Renown First to Perform Aortic Aneurysm Surgery in Nevada|
RENO, Nev. (June 18, 2008) - One of Renown Health's vascular surgeons, Janet Albright, M.D., is the first physician in the state of Nevada and the region to use the Talent Abdominal Stent Graft. The U.S. Food and Drug Administration (FDA) approved the new device on April 15, 2008. Dr. Albright is only one of 65 doctors in the nation that has used this technology.
The device helps treat aortic aneurysms, which are dangerous bulges or weakenings in the body's largest artery that can rupture with fatal consequences if left untreated. The new device also makes endovascular repair (EVAR), a non-invasive treatment option, accessible to an additional 20 percent of all patients with abdominal aortic aneurysms.
"We are proud to be able to offer patients in northern Nevada the latest advancement in endovascular treatment," said Dr. Albright. "The new Talent Stent Graft from Medtronic allows us to treat more aortic aneurysm patients than ever before using a non-invasive method that gets our patients back on their feet within days, rather than weeks compared to open surgical repair."
Traditional treatments for aortic aneurysms involved an invasive open surgical repair where the body was opened and major organs temporarily moved to access the aorta. With Dr. Albright's new skill set, she is able to make two small incisions in the groin. The device is then snaked through the femoral artery with a catheter to reach the aneurysm near the heart. By creating a new pathway for blood flow, the stent graft reduces pressure on the aneurysm and, by extension, the risk of rupture.
"Historically, some patients have not been eligible for this less-invasive option due to complications of their anatomy and the limitations of earlier devices," said Max G. Jackson M.D., chief medical officer for Renown Regional Medical Center. "This new device is universal in its approach."
In clinical studies, EVAR has been shown to be an effective therapy for aortic aneurysms, with fewer postoperative complications and shorter recovery times than open surgical repair.
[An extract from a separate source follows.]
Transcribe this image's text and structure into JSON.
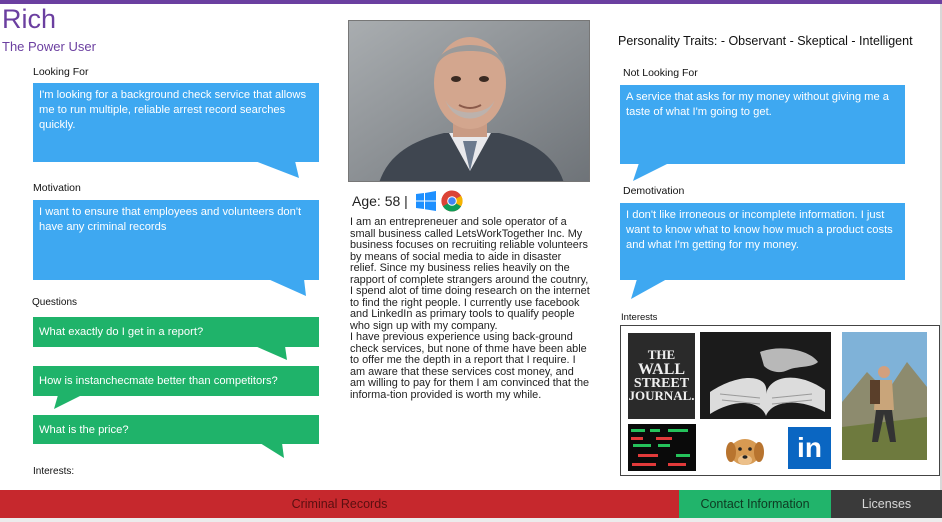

Results from a U.S. study published in the Jan. 31, 2008 issue of The New England Journal of Medicine, indicate that perioperative mortality was significantly lower after EVAR than after open repair for abdominal aortic aneurysms. Similarly, in a landmark study conducted in the United Kingdom and published in The Lancet on Sept. 4, 2004, the 30-day mortality rate for EVAR patients with abdominal aortic aneurysms was 1.7 percent compared to 4.7 percent for patients who underwent open repair, a nearly threefold difference.
About Aortic Aneurysms
The aorta is the largest blood vessel in the body. It branches off the heart and runs through the center of the torso. The aorta carries blood away from the heart to the rest of the body. Two common locations for aortic conditions are in the abdominal (midsection) and thoracic (upper chest) regions.
Abdominal aortic aneurysms (AAAs) are present in an estimated 1.2 million people and responsible for approximately 15,000 annual deaths in the United States. Ruptured AAAs are currently the 10th leading cause of death among American men over age 55, with less than 20 percent surviving a rupture. Men and women over 55 years of age are at increased risk for AAA, especially men and women who have risk factors for cardiovascular disease (smoking, high blood pressure) and a family history of AAA. Women with a positive family history of AAA or cardiovascular risk factors have almost the same incidence as men.
While most AAAs are never diagnosed because the condition typically causes no symptoms, nearly all AAAs can be detected through a simple, painless and inexpensive ultrasound screening. As of January 1, 2007, Medicare has been offering a free, one-time, AAA ultrasound screening benefit to qualified at-risk seniors linked to their Welcome to Medicare Physical Exam.
Thoracic aneurysms affect 10 out of every 100,000 older Americans, and data suggests this rate is increasing steadily. Common among smokers, thoracic aortic aneurysms often result from hardening of the arteries, hypertension, or congenital disorders such as Marfan's syndrome. Preventive measures include smoking cessation, controlling blood pressure and blood lipid levels, and routine exercise. Detection of thoracic aortic aneurysms is most commonly achieved through computed tomography (CT) scans.
About Talent Stent Grafts
Talent Stent Grafts make EVAR accessible to up to an additional 25 percent of aortic aneurysm patients because of their unique features. These features include a wide range of diameters, which offer physicians multiple options to customize the devices for their patients' needs and to treat a wider range of aortic anatomies than with other available stent grafts.
The Talent Stent Grafts consist of a woven polyester tube (graft) supported by a tubular metal web (resilient springs commonly referred to as stents). They are made by Medtronic, Inc., the world's leading medical technology company. Medtronic stent grafts have been used in the treatment of more than 130,000 patients with aortic aneurysms dating back to 1995, more than any other company. It offers the broadest portfolio of endovascular stent grafts in the industry.